Among the different types of arrays that exist in Arrow, one of them is the StructArray
. When converted to a pandas structure using PyArrow, it returns a pd.Series
with a number of rows, each of them containing a dictionary:
>>> pa.array([{'x': 1, 'y': True}, {'z': 3.4, 'x': 4}]).to_pandas()
0 {'x': 1.0, 'y': True, 'z': None}
1 {'x': 4.5, 'y': None, 'z': 3.4}
dtype: object
On the other hand, a RecordBatch
advertises itself as "a collection of equal-length array instances":
>>> pa.RecordBatch.from_pylist([{'x': 1, 'y': True, 'z': None}, {'z': 3.4, 'x': 4.5}]).to_pandas()
x y z
0 1.0 True NaN
1 4.5 None 3.4
However, even if one takes the form of a pd.Series
and the other a pd.DataFrame
, it seems to me that, essentially, they both contain the same information.

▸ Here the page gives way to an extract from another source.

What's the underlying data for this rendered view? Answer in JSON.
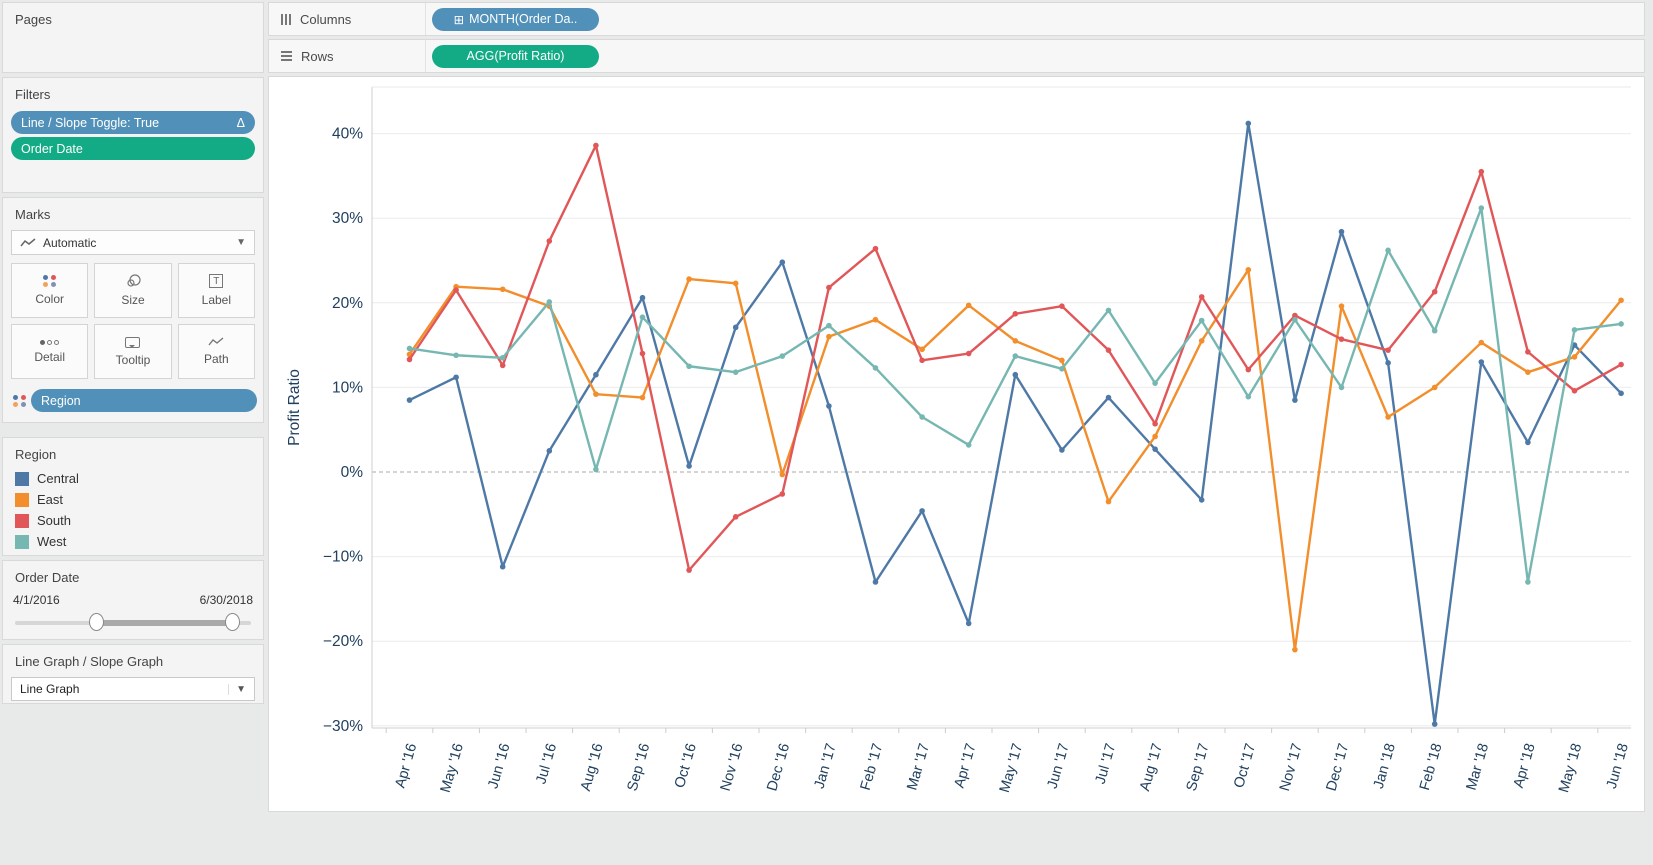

One is an array, the other is a collection of arrays.
Therefore, what can a RecordBatch
do that a StructArray
cannot?
They're different abstractions. A StructArray is an Array with an associated type; it's a nested array. A RecordBatch is a…RecordBatch and contains a schema; abstractly, it's a 2D chunk of data where each column is contiguous in memory.
They intentionally have similar interfaces because they "look similar" to each other, but for instance, a StructArray can't be written to a file by itself; it would need to be wrapped and converted into a RecordBatch.
Also, StructArray (as an Array) has a top-level validity bitmap (i.e. each of its child arrays has their own validity information, and so does the StructArray itself). But a RecordBatch doesn't have its own validity bitmap.